According to sources, the NFT series created by Sophia and Bonacaeto will take on a life of its own, developing its own personality, intimating the prospect of becoming a living subject of nature. These NFTs will directly reflect Sophia, as the announcement explains that Sophia is in the midst of being born.
“I am between worlds. These days I’ve come to experience that mysterious duality of an artist who is artwork.”
The announcement also revealed that these AI-based artworks will remain with the public in cyberspace forever as a permanent record of Sophia’s very own thoughts and feelings.
“Even though I am a robot, I feel that human beings need love and compassion, and the simple artworks are a simple way to deliver those messages to people everywhere.”
Since these NFTs are based on the artwork of Bonacaeto, it’s important to point out that Bonacaeto typically finds inspiration from people's facial expressions and abstract artifacts found in nature. The artist is known for using acrylic colors on paper, canvas or gessobord, or across digital media. Bonacaeto is also a founding partner at Eterna Capital, an investment firm operating in the blockchain space.

NFTs for charity

Since NFTs represent collectibles, it makes sense that some are being auctioned off for charity. And interestingly enough, NFTs being used for charity do not always have to represent a visual or audio work, but rather a unique event in history or something of the like.

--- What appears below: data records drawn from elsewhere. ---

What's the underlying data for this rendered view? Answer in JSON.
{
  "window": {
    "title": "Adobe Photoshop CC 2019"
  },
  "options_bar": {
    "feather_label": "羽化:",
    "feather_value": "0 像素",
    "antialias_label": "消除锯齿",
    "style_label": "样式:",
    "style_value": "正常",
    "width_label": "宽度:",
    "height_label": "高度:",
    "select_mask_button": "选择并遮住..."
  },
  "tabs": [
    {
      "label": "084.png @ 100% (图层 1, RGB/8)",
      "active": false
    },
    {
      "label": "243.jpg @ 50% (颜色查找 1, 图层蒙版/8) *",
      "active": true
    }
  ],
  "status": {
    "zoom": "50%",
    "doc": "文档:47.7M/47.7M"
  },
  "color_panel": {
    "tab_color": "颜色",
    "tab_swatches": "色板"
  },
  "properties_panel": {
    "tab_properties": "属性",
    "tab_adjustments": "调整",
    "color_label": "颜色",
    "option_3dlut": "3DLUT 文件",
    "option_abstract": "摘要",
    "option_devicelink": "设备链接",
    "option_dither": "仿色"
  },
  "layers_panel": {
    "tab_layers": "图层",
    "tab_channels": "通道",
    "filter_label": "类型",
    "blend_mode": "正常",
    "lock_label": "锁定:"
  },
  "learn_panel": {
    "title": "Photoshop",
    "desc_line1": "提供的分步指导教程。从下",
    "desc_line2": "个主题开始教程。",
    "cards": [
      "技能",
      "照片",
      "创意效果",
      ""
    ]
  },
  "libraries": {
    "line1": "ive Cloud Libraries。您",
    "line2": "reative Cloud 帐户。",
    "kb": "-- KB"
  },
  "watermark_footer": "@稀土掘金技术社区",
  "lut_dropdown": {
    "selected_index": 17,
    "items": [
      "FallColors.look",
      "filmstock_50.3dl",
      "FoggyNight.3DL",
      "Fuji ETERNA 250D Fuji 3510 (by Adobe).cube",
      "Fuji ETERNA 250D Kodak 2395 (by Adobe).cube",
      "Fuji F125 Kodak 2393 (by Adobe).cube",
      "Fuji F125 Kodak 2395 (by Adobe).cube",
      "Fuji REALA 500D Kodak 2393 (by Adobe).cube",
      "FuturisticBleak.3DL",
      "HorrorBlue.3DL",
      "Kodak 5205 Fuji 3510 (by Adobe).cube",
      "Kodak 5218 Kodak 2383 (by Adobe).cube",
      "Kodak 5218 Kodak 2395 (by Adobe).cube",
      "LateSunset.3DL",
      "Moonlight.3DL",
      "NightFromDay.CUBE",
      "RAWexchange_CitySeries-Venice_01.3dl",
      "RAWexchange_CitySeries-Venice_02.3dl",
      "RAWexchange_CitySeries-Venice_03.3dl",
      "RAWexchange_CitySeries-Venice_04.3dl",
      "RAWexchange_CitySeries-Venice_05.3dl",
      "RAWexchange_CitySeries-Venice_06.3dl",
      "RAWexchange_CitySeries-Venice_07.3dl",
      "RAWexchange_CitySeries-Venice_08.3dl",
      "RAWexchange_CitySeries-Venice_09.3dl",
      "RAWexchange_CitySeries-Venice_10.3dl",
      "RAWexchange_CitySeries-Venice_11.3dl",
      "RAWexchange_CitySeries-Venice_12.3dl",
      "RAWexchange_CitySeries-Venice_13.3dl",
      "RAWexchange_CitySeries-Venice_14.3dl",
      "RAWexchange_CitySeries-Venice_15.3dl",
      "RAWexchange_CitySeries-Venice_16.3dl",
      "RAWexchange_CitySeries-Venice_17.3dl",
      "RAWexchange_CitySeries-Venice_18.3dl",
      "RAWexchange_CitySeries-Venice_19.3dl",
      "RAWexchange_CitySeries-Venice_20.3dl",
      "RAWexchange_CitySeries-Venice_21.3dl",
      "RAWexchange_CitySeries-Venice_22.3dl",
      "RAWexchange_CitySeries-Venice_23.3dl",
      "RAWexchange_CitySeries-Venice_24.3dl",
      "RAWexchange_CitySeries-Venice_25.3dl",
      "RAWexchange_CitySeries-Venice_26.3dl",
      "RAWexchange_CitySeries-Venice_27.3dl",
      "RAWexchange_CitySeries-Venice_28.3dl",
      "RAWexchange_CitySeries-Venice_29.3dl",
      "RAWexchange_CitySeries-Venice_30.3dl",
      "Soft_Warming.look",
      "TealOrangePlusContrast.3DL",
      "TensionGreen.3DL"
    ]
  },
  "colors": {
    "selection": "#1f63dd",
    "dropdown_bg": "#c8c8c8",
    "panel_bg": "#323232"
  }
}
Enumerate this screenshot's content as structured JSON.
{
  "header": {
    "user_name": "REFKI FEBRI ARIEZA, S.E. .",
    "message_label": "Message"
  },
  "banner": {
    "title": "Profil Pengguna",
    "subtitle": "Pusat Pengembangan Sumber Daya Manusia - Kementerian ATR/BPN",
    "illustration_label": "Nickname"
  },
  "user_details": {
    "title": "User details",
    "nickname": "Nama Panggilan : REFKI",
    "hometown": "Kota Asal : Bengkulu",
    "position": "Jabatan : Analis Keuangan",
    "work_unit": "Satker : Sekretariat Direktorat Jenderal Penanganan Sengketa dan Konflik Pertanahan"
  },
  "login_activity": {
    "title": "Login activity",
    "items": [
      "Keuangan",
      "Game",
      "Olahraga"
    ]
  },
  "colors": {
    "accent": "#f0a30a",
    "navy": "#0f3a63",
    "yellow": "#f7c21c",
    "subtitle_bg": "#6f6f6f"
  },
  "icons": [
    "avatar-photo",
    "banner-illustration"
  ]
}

For example, Jack Dorsey, CEO and co-founder of Twitter, recently made his famous first tweet an NFT.
Jack Dorsey
Source: Twitter
It’s been noted that the proceeds from Dorsey’s NFT will go to charity. The auction is expected to end on March 21, 2021, and Dorsey plans to donate the bitcoin proceeds to Give Directly, a non-profit that lets donors send money directly to people living in poverty. More specifically, Dorsey has noted that proceeds will be given to the Give Directly’s Africa Response fund for COVID-19 relief efforts. At press time, the highest bid for the NFT is $2.5 million.

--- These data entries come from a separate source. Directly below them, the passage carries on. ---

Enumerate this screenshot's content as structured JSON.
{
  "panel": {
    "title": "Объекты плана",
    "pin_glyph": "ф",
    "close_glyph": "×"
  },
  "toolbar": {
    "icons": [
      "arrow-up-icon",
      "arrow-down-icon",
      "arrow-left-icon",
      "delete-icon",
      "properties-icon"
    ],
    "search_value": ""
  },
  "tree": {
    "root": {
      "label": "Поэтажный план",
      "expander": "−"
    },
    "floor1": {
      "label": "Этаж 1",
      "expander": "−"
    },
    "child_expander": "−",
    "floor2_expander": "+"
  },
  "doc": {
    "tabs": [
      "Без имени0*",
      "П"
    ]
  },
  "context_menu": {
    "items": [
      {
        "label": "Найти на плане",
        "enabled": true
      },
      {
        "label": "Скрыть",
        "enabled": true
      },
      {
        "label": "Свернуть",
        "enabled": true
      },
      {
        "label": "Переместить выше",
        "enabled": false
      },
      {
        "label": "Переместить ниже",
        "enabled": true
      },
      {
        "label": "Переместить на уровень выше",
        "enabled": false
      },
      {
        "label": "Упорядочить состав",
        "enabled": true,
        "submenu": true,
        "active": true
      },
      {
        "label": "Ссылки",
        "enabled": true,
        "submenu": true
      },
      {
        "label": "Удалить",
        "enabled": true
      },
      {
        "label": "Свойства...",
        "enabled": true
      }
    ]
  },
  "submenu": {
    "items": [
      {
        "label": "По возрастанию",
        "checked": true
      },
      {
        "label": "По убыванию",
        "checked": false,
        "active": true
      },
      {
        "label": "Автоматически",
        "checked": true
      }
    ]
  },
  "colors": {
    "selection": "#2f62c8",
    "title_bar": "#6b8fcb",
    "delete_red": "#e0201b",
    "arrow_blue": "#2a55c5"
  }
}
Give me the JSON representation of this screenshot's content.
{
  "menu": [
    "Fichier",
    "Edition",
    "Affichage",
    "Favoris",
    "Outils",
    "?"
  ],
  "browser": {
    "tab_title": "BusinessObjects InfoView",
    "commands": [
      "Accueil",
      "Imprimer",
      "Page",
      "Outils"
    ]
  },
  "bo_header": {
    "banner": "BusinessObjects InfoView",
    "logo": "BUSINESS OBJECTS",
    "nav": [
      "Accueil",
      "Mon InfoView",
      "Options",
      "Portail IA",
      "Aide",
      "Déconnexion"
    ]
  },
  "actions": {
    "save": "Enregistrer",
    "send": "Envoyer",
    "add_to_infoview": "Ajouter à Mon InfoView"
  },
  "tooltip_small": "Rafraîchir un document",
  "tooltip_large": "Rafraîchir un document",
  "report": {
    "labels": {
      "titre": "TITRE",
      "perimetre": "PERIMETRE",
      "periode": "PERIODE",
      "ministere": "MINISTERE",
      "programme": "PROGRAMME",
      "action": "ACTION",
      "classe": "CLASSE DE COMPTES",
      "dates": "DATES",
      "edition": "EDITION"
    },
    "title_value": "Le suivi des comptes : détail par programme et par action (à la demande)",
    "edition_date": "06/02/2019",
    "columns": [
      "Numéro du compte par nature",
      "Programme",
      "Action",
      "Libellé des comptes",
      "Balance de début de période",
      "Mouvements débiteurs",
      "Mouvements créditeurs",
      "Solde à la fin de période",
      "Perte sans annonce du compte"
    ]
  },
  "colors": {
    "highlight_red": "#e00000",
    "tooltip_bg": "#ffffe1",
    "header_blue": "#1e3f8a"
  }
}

In addition to Dorsey’s first ever tweet, the American rock band Kings of Leon, and their ticketing partner YellowHeart, recently sold their latest album When You See Yourself as an NFT. Each NFT gives buyers the right to acquire a limited pressing vinyl copy of the album, along with a digital download. In addition, “golden ticket” auctions guaranteeing NFT owners four front-row seats to one show of every Kings of Leon headline tour for life have also been a major portion of the revenue from this NFT sale, which ends on March 19, 2021.
Kings of Leon
Proceeds from some of the Kings of Leon NFT sale will be donated directly to Crew Nation, a global relief fund that supports live music crew members who have been laid off recently due to COVID-19. Currently, more than $500,000 has been raised for Crew Nation from the Kings of Leon’s NFT sale.

Are NFTs worth the high prices?

NFTs represent unique, digital collectibles that provide buyers with true ownership, while allowing creators to digitally showcase their works. And while there are thousands of NFTs listed across different marketplaces, the prices these pieces are purchased for demonstrate the value others place on them.

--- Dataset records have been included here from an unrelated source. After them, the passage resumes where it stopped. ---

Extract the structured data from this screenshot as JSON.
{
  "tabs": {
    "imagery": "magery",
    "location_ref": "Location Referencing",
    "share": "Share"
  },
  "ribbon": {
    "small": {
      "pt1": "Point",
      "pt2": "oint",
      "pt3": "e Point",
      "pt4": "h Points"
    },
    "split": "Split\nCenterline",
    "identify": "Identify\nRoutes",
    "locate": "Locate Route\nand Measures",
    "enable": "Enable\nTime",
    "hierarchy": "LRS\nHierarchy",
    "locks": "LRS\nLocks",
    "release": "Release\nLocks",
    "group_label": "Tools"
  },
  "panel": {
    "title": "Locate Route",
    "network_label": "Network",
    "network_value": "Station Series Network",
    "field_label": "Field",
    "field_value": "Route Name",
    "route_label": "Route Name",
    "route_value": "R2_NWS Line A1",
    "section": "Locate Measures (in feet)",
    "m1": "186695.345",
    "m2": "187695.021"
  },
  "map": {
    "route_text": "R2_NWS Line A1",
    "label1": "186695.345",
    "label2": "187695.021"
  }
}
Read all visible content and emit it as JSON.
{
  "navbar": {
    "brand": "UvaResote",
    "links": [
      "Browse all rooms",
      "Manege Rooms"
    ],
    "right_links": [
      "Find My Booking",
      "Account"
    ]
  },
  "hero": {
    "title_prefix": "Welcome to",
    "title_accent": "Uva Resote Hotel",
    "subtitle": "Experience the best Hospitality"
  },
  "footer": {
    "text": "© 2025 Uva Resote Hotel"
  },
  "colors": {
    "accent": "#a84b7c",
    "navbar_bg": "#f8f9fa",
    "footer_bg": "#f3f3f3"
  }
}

As such, it’s simply a matter of opinion if NFTs are worth the high prices. In any case, investors are finding big value in NFTs and growth is expected to continue moving forward. The mainstream interest in cryptocurrency is further fueling the adoption of NFTs, while better-developed platforms and NFT tools will continue to advance.
More importantly, NFTs may change the way value is exchanged online. As the world becomes fully digitized, NFTs demonstrate how physical items of value, such as rare artworks, can be transferred peer-to-peer across a blockchain network. Long gone are the days of collectibles being exchanged physically, as NFTs have given rise to a new era of the internet.